Are you Being Served?

So the new interrupt isn't the phone ringing on your desk, it's the ads that follow you around the internet. Being as our "normal" behavior now includes a huge amount of time on the internet (24 hour s a week According to the MIT Tech Review from January of 2018) that's where we're now getting "interrupted." Specific display ad platforms can follow you based on your email address (like the one you used in LinkedIn)…hmmmm that's funny how did they get that? Alternatively, maybe it's your Gmail address….hmmmm how did they get that? We might be curious and even a little perturbed by this, but few of us will be outraged enough to shut down our Gmail or Facebook accounts. Again, we'll prove that we're prepared to trade privacy for convenience, while simultaneously grumbling through the froth of some designer, artisan brew about the corruption of privacy.

The Verto Verdict

So, what's this got to do with the Verto business of providing sales and marketing consulting and advice to B2B companies?
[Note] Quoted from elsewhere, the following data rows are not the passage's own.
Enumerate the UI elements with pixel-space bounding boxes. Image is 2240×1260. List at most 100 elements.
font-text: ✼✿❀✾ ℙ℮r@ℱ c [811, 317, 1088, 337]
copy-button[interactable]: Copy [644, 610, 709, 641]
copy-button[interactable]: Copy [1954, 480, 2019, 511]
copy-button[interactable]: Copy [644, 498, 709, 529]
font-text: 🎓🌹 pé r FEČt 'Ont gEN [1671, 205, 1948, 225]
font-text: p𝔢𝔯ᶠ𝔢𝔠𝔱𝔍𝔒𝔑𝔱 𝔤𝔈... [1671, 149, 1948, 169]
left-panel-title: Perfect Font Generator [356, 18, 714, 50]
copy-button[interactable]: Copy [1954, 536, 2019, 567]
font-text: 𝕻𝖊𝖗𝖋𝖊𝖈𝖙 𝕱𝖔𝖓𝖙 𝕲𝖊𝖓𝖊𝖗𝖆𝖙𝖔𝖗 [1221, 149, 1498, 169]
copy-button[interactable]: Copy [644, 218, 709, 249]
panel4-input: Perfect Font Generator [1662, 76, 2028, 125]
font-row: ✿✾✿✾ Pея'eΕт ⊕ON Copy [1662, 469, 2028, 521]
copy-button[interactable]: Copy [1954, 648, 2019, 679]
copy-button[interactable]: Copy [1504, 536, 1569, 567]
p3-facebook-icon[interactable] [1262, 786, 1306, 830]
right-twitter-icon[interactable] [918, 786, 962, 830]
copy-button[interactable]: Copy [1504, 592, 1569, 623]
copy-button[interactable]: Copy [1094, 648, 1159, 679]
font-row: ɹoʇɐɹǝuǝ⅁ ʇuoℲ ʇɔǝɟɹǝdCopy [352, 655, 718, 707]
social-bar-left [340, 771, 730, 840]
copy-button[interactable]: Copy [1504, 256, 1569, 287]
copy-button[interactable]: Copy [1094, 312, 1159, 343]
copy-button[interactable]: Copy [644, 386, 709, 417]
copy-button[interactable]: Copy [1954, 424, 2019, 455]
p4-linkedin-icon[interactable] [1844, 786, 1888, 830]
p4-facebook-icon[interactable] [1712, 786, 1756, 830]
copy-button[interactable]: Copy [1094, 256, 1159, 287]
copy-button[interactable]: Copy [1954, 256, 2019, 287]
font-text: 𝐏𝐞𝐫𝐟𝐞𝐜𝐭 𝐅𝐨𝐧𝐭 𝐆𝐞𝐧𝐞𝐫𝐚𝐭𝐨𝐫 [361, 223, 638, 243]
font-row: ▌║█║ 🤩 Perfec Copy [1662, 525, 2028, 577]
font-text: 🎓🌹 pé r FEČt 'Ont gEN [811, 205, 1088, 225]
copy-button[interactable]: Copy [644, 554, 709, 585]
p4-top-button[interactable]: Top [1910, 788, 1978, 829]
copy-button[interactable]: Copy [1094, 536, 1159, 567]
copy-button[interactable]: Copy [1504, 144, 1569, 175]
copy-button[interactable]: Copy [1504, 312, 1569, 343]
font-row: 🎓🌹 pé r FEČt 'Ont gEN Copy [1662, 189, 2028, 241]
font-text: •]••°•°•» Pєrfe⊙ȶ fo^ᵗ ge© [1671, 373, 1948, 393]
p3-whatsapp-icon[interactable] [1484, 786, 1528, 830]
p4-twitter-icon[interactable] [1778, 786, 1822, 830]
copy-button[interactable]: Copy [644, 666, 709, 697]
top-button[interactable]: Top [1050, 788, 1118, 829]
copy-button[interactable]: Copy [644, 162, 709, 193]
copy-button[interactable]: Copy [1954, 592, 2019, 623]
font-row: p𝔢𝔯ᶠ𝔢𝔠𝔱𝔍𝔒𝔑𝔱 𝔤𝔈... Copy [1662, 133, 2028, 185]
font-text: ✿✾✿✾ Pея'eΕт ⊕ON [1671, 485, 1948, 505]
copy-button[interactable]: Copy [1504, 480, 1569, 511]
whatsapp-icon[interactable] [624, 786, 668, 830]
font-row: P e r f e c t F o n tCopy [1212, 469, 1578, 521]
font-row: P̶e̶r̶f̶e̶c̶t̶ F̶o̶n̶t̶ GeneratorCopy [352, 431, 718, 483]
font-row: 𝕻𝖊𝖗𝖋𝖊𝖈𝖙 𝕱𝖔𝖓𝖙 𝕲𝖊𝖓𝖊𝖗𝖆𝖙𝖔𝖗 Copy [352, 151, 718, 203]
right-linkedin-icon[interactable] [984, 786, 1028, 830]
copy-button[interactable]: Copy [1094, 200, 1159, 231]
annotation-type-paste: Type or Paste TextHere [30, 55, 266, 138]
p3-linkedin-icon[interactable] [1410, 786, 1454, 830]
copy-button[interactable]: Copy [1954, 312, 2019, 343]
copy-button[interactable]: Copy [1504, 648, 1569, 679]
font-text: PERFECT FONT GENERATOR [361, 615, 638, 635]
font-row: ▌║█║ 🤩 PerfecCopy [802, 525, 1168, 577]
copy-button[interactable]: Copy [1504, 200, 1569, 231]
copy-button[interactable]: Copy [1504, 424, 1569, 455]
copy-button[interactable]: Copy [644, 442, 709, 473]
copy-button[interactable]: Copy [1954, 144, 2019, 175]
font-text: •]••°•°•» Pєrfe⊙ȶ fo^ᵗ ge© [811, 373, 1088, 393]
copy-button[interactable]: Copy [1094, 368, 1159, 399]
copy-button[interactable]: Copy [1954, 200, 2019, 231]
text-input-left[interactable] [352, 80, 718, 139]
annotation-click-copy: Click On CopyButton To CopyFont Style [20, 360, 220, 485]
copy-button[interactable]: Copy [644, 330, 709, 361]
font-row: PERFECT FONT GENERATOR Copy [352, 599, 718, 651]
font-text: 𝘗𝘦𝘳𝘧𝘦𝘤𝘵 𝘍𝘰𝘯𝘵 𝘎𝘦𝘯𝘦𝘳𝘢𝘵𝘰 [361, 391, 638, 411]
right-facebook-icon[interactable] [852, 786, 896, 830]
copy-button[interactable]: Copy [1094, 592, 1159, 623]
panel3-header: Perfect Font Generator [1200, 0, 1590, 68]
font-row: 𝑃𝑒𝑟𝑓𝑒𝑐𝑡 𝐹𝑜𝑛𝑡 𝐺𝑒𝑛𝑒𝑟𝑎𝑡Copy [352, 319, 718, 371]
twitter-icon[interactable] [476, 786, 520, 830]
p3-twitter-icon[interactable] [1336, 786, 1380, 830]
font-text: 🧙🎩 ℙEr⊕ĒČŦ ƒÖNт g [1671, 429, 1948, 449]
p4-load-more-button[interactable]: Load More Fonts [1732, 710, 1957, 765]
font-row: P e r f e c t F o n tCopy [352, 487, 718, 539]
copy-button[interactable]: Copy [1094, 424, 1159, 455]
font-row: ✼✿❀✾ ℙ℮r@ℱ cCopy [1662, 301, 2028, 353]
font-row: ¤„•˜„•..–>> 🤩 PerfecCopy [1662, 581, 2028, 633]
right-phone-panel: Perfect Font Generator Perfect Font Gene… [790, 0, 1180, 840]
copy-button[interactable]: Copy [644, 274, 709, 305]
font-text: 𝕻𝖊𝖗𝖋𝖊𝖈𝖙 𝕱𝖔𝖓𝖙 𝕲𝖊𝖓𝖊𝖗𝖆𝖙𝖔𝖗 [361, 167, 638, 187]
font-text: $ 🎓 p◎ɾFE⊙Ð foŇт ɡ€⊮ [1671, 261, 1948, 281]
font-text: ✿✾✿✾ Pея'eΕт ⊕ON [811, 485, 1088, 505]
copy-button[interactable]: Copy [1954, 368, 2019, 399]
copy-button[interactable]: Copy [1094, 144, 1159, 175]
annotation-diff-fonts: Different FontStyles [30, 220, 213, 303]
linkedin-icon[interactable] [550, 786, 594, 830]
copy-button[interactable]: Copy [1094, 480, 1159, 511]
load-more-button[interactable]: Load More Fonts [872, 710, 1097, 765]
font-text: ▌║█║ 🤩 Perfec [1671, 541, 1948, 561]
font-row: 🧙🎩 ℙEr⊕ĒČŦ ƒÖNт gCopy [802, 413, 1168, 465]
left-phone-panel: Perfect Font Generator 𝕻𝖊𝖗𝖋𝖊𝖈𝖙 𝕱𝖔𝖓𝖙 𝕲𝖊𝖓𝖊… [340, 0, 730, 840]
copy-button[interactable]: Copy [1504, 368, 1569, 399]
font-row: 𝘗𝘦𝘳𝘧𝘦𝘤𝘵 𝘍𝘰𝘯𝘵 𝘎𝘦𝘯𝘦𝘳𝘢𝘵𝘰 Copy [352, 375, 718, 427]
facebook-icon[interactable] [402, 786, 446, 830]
We use the analogy of gaps. Gaps between business owners and executives, plans and strategies, strategies and tactics, sales and marketing. It's our job to spot these behavioral and organizational gaps and bridge them. The gaps in the thinking here are:

  • First is that you can divine someone's intentions by their internet browsing activities (or digital body language) and draw a definitive conclusion. "For many marketers, the consumer is now a faceless, theoretical abstract construct," according to Martin Weigel in his highly recommended Canalside View Blog. We've put our faith in the reduction of marketing to an exclusively engineering process spewing out a series of numbers while at the same time publicly championing the belief that it's now PtoP, where everything must be personalized.

  • Second, trust has been squandered (again) by the deluge of thoughtless content, such that people are under siege with an excess of noise and information most of which is NOT relevant, and the rest cannot be trusted. This is the downside of MarTech - it's easier to produce more rubbish and just 'cos you can, doesn't mean you should.

  • Third, is that most marketing has always been and, while it continually evolves, will require a component of “interrupt”, irrespective of the disguise it wears as a result of chic current thinking. Again, we are acting with "incomplete" information, although it's unfashionable to admit this. You will have NOT fully divined the intent of your suspect and until we can read people’s minds (I’m sure it’s coming) you will not be perfectly aligned with them. If you work to minimize this, that's good enough. However, you need to be honest in setting expectations with your peers and bosses; otherwise, you'll be the thing that's "outbound."

We must still decide where to invest our dollars and efforts while we await the breakthrough in "marketing mind reading". It's between making it easy for the prospect to find us (Inbound), OR for us to find them; (Outbound). Can you take the risk of going with one OR the other? This is the essence of the difference between "Inbound and Outbound." The Verto Verdict is that you have to find balance in both and while that requires research, data, and process, it also requires thought, judgement and some good old fashioned chutzpa.